JANGAN KEBOLAK-BALIK! IKHTIAR vs TAWAKAL SAAT DOLAR MENGGANAS 💵⚠️
Seringkali kita salah menempatkan. Saat situasi genting, saat Dolar naik dan ekonomi rakyat tercekik, kita malah hanya bilang, "Sabar, tawakal saja."
Padahal, Tawakal itu urusan HATI. Berpasrah diri kepada Illahi Rabbi.
Sedangkan perubahan itu butuh IKHTIAR, usaha diri yang maksimal.
Lalu, apa ikhtiar kita saat Dolar mengganas?
Bukan cuma doa di sajadah. Tapi ada amal nyata yang justru paling utama:
1. Amar Ma'ruf Nahi Mungkar kepada Penguasa 🗣️
Rasulullah ﷺ bersabda:
أَفْضَلُ الْجِهَادِ كَلِمَةُ عَدْلٍ عِنْدَ سُلْطَانٍ جَائِرٍ
"Jihad yang paling utama adalah menyampaikan kalimat yang adil (kebenaran) di hadapan penguasa yang zalim."
(HR. Abu Dawud No. 4344, Tirmidzi No. 2174, Ibnu Majah No. 4011, dishahihkan oleh Al-Albani)
Inilah ikhtiar puncak. Mengingatkan penguasa bahwa krisis ini adalah buah dari sistem yang rusak. Sistem ribawi. Ketergantungan pada Dolar. Ini akumulasi dosa ekonomi, dan kita tidak boleh diam.
2. Edukasi Dinar & Dirham 📚
Mengenalkan kembali alat tukar yang adil dan stabil. Membongkar betapa rapuhnya sistem uang kertas yang kita pakai saat ini. Ini ikhtiar ilmu.

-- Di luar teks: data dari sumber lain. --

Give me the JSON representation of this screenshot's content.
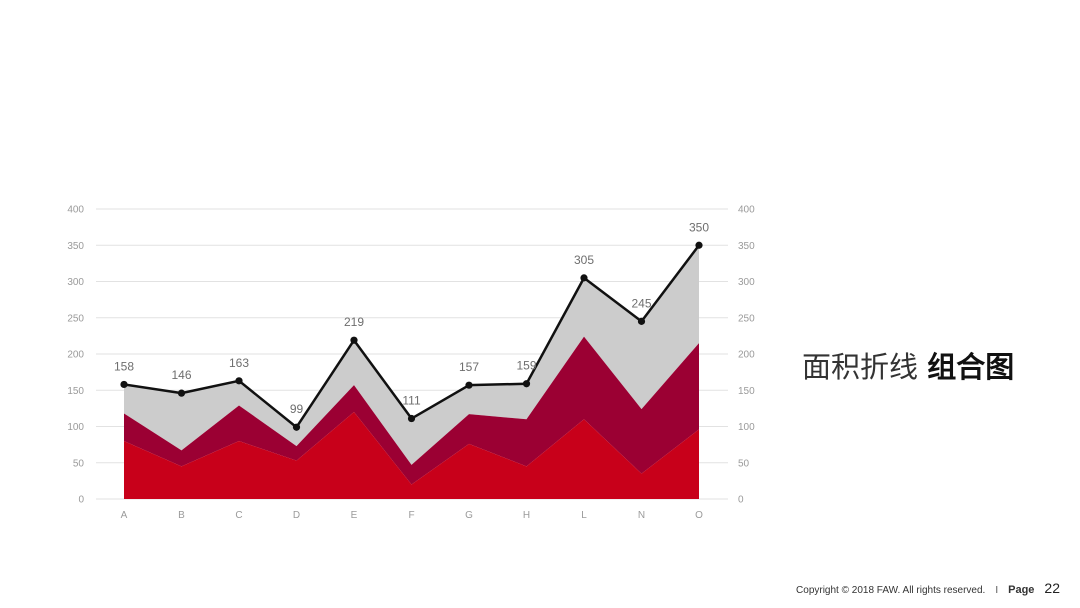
{
  "slide": {
    "title_light": "面积折线",
    "title_bold": "组合图",
    "footer": {
      "copyright": "Copyright © 2018 FAW. All rights reserved.",
      "separator": "I",
      "page_label": "Page",
      "page_number": "22"
    }
  },
  "colors": {
    "series_1": "#c8001a",
    "series_2": "#9b0033",
    "series_3": "#cccccc",
    "line": "#111111",
    "grid": "#e2e2e2"
  },
  "chart_data": {
    "type": "area",
    "categories": [
      "A",
      "B",
      "C",
      "D",
      "E",
      "F",
      "G",
      "H",
      "L",
      "N",
      "O"
    ],
    "ylim": [
      0,
      400
    ],
    "yticks": [
      0,
      50,
      100,
      150,
      200,
      250,
      300,
      350,
      400
    ],
    "y2ticks": [
      0,
      50,
      100,
      150,
      200,
      250,
      300,
      350,
      400
    ],
    "stacked": true,
    "grid": true,
    "series": [
      {
        "kind": "area",
        "values": [
          80,
          45,
          80,
          53,
          120,
          20,
          76,
          45,
          110,
          35,
          96
        ]
      },
      {
        "kind": "area",
        "values": [
          38,
          22,
          49,
          20,
          37,
          27,
          41,
          65,
          114,
          89,
          119
        ]
      },
      {
        "kind": "area",
        "values": [
          40,
          79,
          34,
          26,
          62,
          64,
          40,
          49,
          81,
          121,
          135
        ]
      },
      {
        "kind": "line",
        "values": [
          158,
          146,
          163,
          99,
          219,
          111,
          157,
          159,
          305,
          245,
          350
        ],
        "data_labels": [
          "158",
          "146",
          "163",
          "99",
          "219",
          "111",
          "157",
          "159",
          "305",
          "245",
          "350"
        ]
      }
    ]
  }
}
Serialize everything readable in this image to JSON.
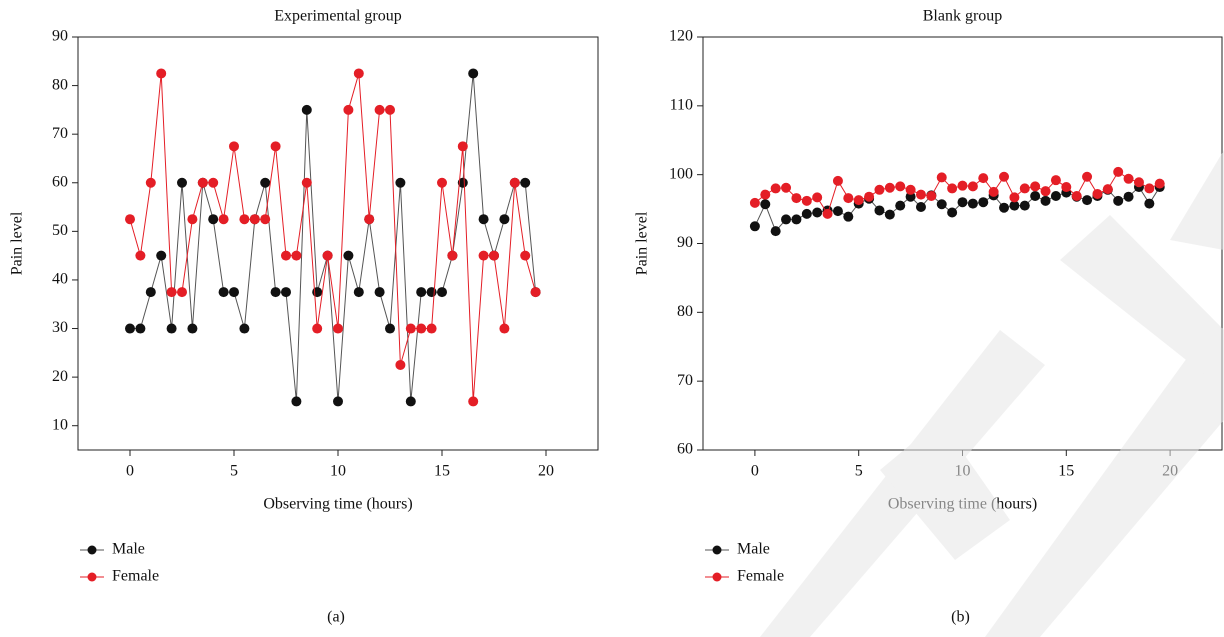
{
  "chart_data": [
    {
      "type": "line",
      "title": "Experimental group",
      "x_label": "Observing time (hours)",
      "y_label": "Pain level",
      "panel_label": "(a)",
      "x": [
        0,
        0.5,
        1,
        1.5,
        2,
        2.5,
        3,
        3.5,
        4,
        4.5,
        5,
        5.5,
        6,
        6.5,
        7,
        7.5,
        8,
        8.5,
        9,
        9.5,
        10,
        10.5,
        11,
        11.5,
        12,
        12.5,
        13,
        13.5,
        14,
        14.5,
        15,
        15.5,
        16,
        16.5,
        17,
        17.5,
        18,
        18.5,
        19,
        19.5
      ],
      "series": [
        {
          "name": "Male",
          "color": "#111111",
          "line_color": "#555555",
          "values": [
            30,
            30,
            37.5,
            45,
            30,
            60,
            30,
            60,
            52.5,
            37.5,
            37.5,
            30,
            52.5,
            60,
            37.5,
            37.5,
            15,
            75,
            37.5,
            45,
            15,
            45,
            37.5,
            52.5,
            37.5,
            30,
            60,
            15,
            37.5,
            37.5,
            37.5,
            45,
            60,
            82.5,
            52.5,
            45,
            52.5,
            60,
            60,
            37.5
          ]
        },
        {
          "name": "Female",
          "color": "#e41e26",
          "line_color": "#e41e26",
          "values": [
            52.5,
            45,
            60,
            82.5,
            37.5,
            37.5,
            52.5,
            60,
            60,
            52.5,
            67.5,
            52.5,
            52.5,
            52.5,
            67.5,
            45,
            45,
            60,
            30,
            45,
            30,
            75,
            82.5,
            52.5,
            75,
            75,
            22.5,
            30,
            30,
            30,
            60,
            45,
            67.5,
            15,
            45,
            45,
            30,
            60,
            45,
            37.5
          ]
        }
      ],
      "xlim": [
        -2.5,
        22.5
      ],
      "xticks": [
        0,
        5,
        10,
        15,
        20
      ],
      "ylim": [
        5,
        90
      ],
      "yticks": [
        10,
        20,
        30,
        40,
        50,
        60,
        70,
        80,
        90
      ],
      "legend": "bottom-left"
    },
    {
      "type": "line",
      "title": "Blank group",
      "x_label": "Observing time (hours)",
      "y_label": "Pain level",
      "panel_label": "(b)",
      "x": [
        0,
        0.5,
        1,
        1.5,
        2,
        2.5,
        3,
        3.5,
        4,
        4.5,
        5,
        5.5,
        6,
        6.5,
        7,
        7.5,
        8,
        8.5,
        9,
        9.5,
        10,
        10.5,
        11,
        11.5,
        12,
        12.5,
        13,
        13.5,
        14,
        14.5,
        15,
        15.5,
        16,
        16.5,
        17,
        17.5,
        18,
        18.5,
        19,
        19.5
      ],
      "series": [
        {
          "name": "Male",
          "color": "#111111",
          "line_color": "#555555",
          "values": [
            92.5,
            95.7,
            91.8,
            93.5,
            93.5,
            94.3,
            94.5,
            94.8,
            94.7,
            93.9,
            95.8,
            96.5,
            94.8,
            94.2,
            95.5,
            96.8,
            95.3,
            97.0,
            95.7,
            94.5,
            96.0,
            95.8,
            96.0,
            97.0,
            95.2,
            95.5,
            95.5,
            96.9,
            96.2,
            96.9,
            97.4,
            96.8,
            96.3,
            96.9,
            97.8,
            96.2,
            96.8,
            98.2,
            95.8,
            98.2
          ]
        },
        {
          "name": "Female",
          "color": "#e41e26",
          "line_color": "#e41e26",
          "values": [
            95.9,
            97.1,
            98.0,
            98.1,
            96.6,
            96.2,
            96.7,
            94.3,
            99.1,
            96.6,
            96.3,
            96.8,
            97.8,
            98.1,
            98.3,
            97.8,
            97.1,
            96.9,
            99.6,
            98.0,
            98.4,
            98.3,
            99.5,
            97.5,
            99.7,
            96.7,
            98.0,
            98.3,
            97.6,
            99.2,
            98.2,
            96.9,
            99.7,
            97.2,
            97.9,
            100.4,
            99.4,
            98.9,
            98.0,
            98.7
          ]
        }
      ],
      "xlim": [
        -2.5,
        22.5
      ],
      "xticks": [
        0,
        5,
        10,
        15,
        20
      ],
      "ylim": [
        60,
        120
      ],
      "yticks": [
        60,
        70,
        80,
        90,
        100,
        110,
        120
      ],
      "legend": "bottom-left"
    }
  ]
}
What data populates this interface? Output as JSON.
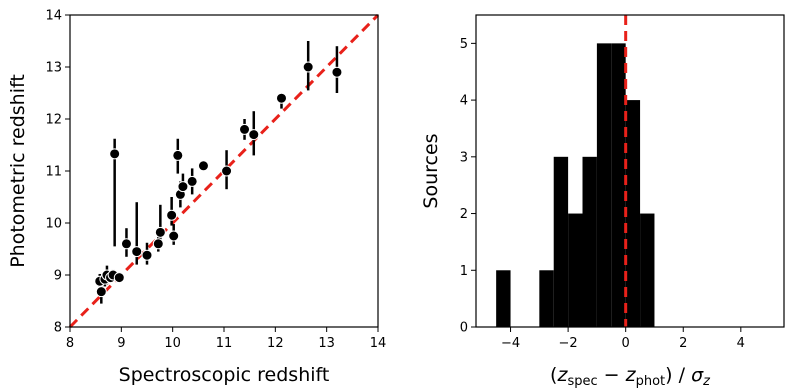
{
  "chart_data": [
    {
      "type": "scatter",
      "xlabel": "Spectroscopic redshift",
      "ylabel": "Photometric redshift",
      "xlim": [
        8,
        14
      ],
      "ylim": [
        8,
        14
      ],
      "xticks": [
        "8",
        "9",
        "10",
        "11",
        "12",
        "13",
        "14"
      ],
      "yticks": [
        "8",
        "9",
        "10",
        "11",
        "12",
        "13",
        "14"
      ],
      "one_to_one_line": {
        "color": "#e8211a",
        "style": "dashed"
      },
      "marker_color": "#000000",
      "points": [
        {
          "x": 8.58,
          "y": 8.88,
          "yerr_low": 8.72,
          "yerr_high": 9.02
        },
        {
          "x": 8.61,
          "y": 8.68,
          "yerr_low": 8.45,
          "yerr_high": 8.85
        },
        {
          "x": 8.68,
          "y": 8.92,
          "yerr_low": 8.78,
          "yerr_high": 9.05
        },
        {
          "x": 8.72,
          "y": 9.0,
          "yerr_low": 8.82,
          "yerr_high": 9.18
        },
        {
          "x": 8.79,
          "y": 8.95,
          "yerr_low": 8.85,
          "yerr_high": 9.05
        },
        {
          "x": 8.84,
          "y": 9.0,
          "yerr_low": 8.9,
          "yerr_high": 9.1
        },
        {
          "x": 8.87,
          "y": 11.33,
          "yerr_low": 9.55,
          "yerr_high": 11.62
        },
        {
          "x": 8.96,
          "y": 8.95,
          "yerr_low": 8.85,
          "yerr_high": 9.05
        },
        {
          "x": 9.1,
          "y": 9.6,
          "yerr_low": 9.35,
          "yerr_high": 9.9
        },
        {
          "x": 9.3,
          "y": 9.45,
          "yerr_low": 9.2,
          "yerr_high": 10.4
        },
        {
          "x": 9.5,
          "y": 9.38,
          "yerr_low": 9.2,
          "yerr_high": 9.62
        },
        {
          "x": 9.72,
          "y": 9.6,
          "yerr_low": 9.45,
          "yerr_high": 9.75
        },
        {
          "x": 9.76,
          "y": 9.82,
          "yerr_low": 9.6,
          "yerr_high": 10.35
        },
        {
          "x": 9.98,
          "y": 10.15,
          "yerr_low": 9.95,
          "yerr_high": 10.5
        },
        {
          "x": 10.02,
          "y": 9.75,
          "yerr_low": 9.58,
          "yerr_high": 9.98
        },
        {
          "x": 10.1,
          "y": 11.3,
          "yerr_low": 10.95,
          "yerr_high": 11.62
        },
        {
          "x": 10.15,
          "y": 10.55,
          "yerr_low": 10.3,
          "yerr_high": 10.8
        },
        {
          "x": 10.2,
          "y": 10.7,
          "yerr_low": 10.5,
          "yerr_high": 10.95
        },
        {
          "x": 10.38,
          "y": 10.8,
          "yerr_low": 10.55,
          "yerr_high": 11.05
        },
        {
          "x": 10.6,
          "y": 11.1,
          "yerr_low": 11.03,
          "yerr_high": 11.17
        },
        {
          "x": 11.05,
          "y": 11.0,
          "yerr_low": 10.65,
          "yerr_high": 11.4
        },
        {
          "x": 11.4,
          "y": 11.8,
          "yerr_low": 11.6,
          "yerr_high": 12.0
        },
        {
          "x": 11.58,
          "y": 11.7,
          "yerr_low": 11.3,
          "yerr_high": 12.15
        },
        {
          "x": 12.12,
          "y": 12.4,
          "yerr_low": 12.2,
          "yerr_high": 12.5
        },
        {
          "x": 12.64,
          "y": 13.0,
          "yerr_low": 12.55,
          "yerr_high": 13.5
        },
        {
          "x": 13.2,
          "y": 12.9,
          "yerr_low": 12.5,
          "yerr_high": 13.4
        }
      ]
    },
    {
      "type": "bar",
      "subtype": "histogram",
      "xlabel_parts": {
        "open": "(",
        "z1": "z",
        "sub1": "spec",
        "minus": " − ",
        "z2": "z",
        "sub2": "phot",
        "close": ") / ",
        "sigma": "σ",
        "sub3": "z"
      },
      "ylabel": "Sources",
      "xlim": [
        -5.2,
        5.5
      ],
      "ylim": [
        0,
        5.5
      ],
      "xticks": [
        "−4",
        "−2",
        "0",
        "2",
        "4"
      ],
      "xtick_values": [
        -4,
        -2,
        0,
        2,
        4
      ],
      "yticks": [
        "0",
        "1",
        "2",
        "3",
        "4",
        "5"
      ],
      "bar_color": "#000000",
      "reference_line": {
        "x": 0,
        "color": "#e8211a",
        "style": "dashed"
      },
      "bins": [
        {
          "x0": -4.5,
          "x1": -4.0,
          "count": 1
        },
        {
          "x0": -3.0,
          "x1": -2.5,
          "count": 1
        },
        {
          "x0": -2.5,
          "x1": -2.0,
          "count": 3
        },
        {
          "x0": -2.0,
          "x1": -1.5,
          "count": 2
        },
        {
          "x0": -1.5,
          "x1": -1.0,
          "count": 3
        },
        {
          "x0": -1.0,
          "x1": -0.5,
          "count": 5
        },
        {
          "x0": -0.5,
          "x1": 0.0,
          "count": 5
        },
        {
          "x0": 0.0,
          "x1": 0.5,
          "count": 4
        },
        {
          "x0": 0.5,
          "x1": 1.0,
          "count": 2
        }
      ]
    }
  ]
}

3. Mendorong Perubahan Sistemik ⚙️
Tidak cukup jadi pemadam kebakaran. Kita harus padamkan sumber apinya. Memperjuangkan totalitas sistem ekonomi Islam.
---
Lalu, di mana Tawakalnya?
Tawakal itu dimulai:
🤲 SEBELUM ikhtiar: meluruskan niat hanya karena Allah.
🤲 SAAT ikhtiar: hati terus bergantung pada-Nya, tidak putus asa, tidak gentar.
🤲 SESUDAH ikhtiar: pasrahkan seluruh hasil pada Allah.
Jangan tertukar. Hati bertawakal, raga berikhtiar.
Jangan ketika dituntut usaha, malah hanya berpasrah diri tanpa gerak.
Semoga Allah mudahkan kita menjadi hamba yang benar dalam tawakal dan maksimal dalam ikhtiar. Aamiin.